In fact, the running time is too padded – we spend a lot of time spinning our narrative wheels with the fairly perfunctory mystery plot when we could be watching world landmarks get wrecked – which is the entire reason we’re here, after all. The action setpieces, when they do come, are a lively time. You do, of course, have to leave any understanding of physics and climate at the door in order to get anything out of this nonsense, but that’s a price worth paying – otherwise you don’t get to see Rio de Janeiro flash-frozen, and where’s the fun in that?

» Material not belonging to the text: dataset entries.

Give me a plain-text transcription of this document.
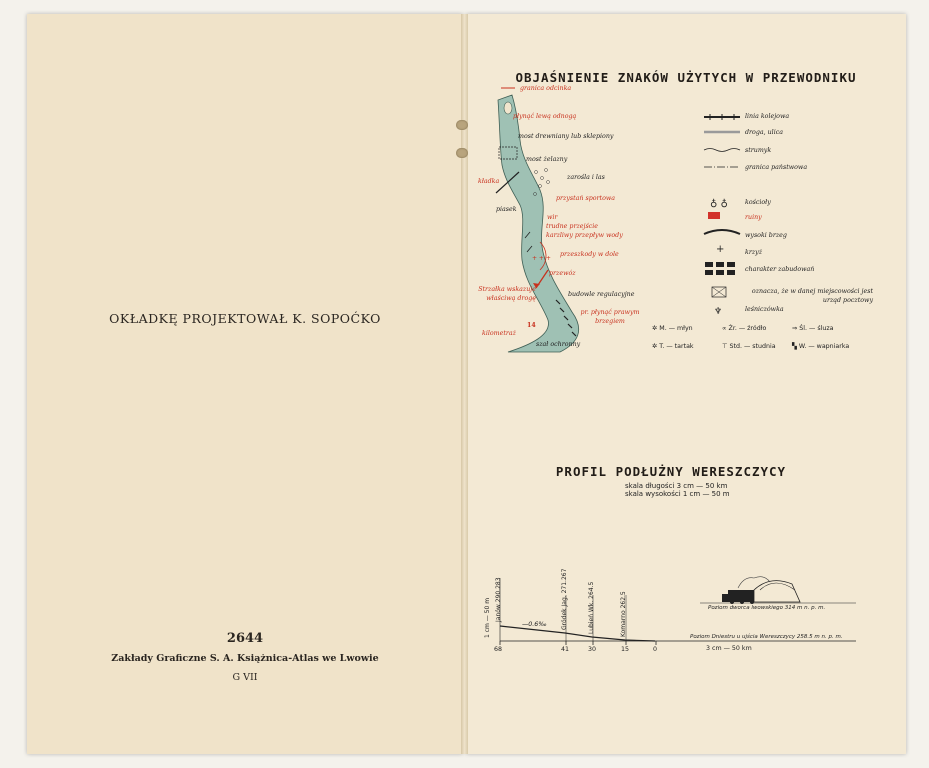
OKŁADKĘ PROJEKTOWAŁ K. SOPOĆKO
2644
Zakłady Graficzne S. A. Książnica-Atlas we Lwowie
G VII
OBJAŚNIENIE ZNAKÓW UŻYTYCH W PRZEWODNIKU
+ + +
granica odcinka
płynąć lewą odnogą
most drewniany lub sklepiony
most żelazny
kładka
zarośla i las
przystań sportowa
piasek
wir
trudne przejście
karzliwy przepływ wody
przeszkody w dole
przewóz
Strzałka wskazuje właściwą drogę
budowle regulacyjne
pr. płynąć prawym brzegiem
kilometraż
14
szał ochronny
♁ ♁
+
♆
linia kolejowa
droga, ulica
strumyk
granica państwowa
kościoły
ruiny
wysoki brzeg
krzyż
charakter zabudowań
oznacza, że w danej miejscowości jest urząd pocztowy
leśniczówka
✲ M. — młyn	∝ Źr. — źródło	⇒ Śl. — śluza
✲ T. — tartak	⊤ Std. — studnia	▚ W. — wapniarka
PROFIL PODŁUŻNY WERESZCZYCY
skala długości 3 cm — 50 km
skala wysokości 1 cm — 50 m
1 cm — 50 m Janów 290.283	Gródek Jag. 271.267	Lubień Wk. 264.5	Komarno 262.5
—0.6‰
68	41	30	15	0	3 cm — 50 km
Poziom dworca lwowskiego 314 m n. p. m.
Poziom Dniestru u ujścia Wereszczycy 258.5 m n. p. m.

The film falters when it tries to introduce emotion into the proceedings, which it does in as heavy-handed and obvious way possible. Lawson elder’s standard issue cute daughter (Talitha Bateman) gets so bent out of shape over the prospect of her father heading back into space for work she’s practically a cackling harbinger of doom. The Lawson brothers’ eventual and inevitable reconciliation is about as shocking as flies in summer, and the eventual reveal of the villain even less surprising – just ask yourself which big name actor has been given the least to do, and you’ll out-Sherlock our dogged protagonists in seconds flat.
Geostorm is, in its way, enjoyable enough. It doesn’t outstay its welcome and hits the quota of spectacle and thrills without ever threatening to do anything too new with the disaster popcorn genre. It’s still a hard film to recommend, though – while it’s perfectly fine Sunday afternoon background noise, even the scale of its effects sequences makes it a hard sell as a theatrical experience. Still, one couch-bound day, you could do worse than queuing it up – just calibrate your expectations accordingly.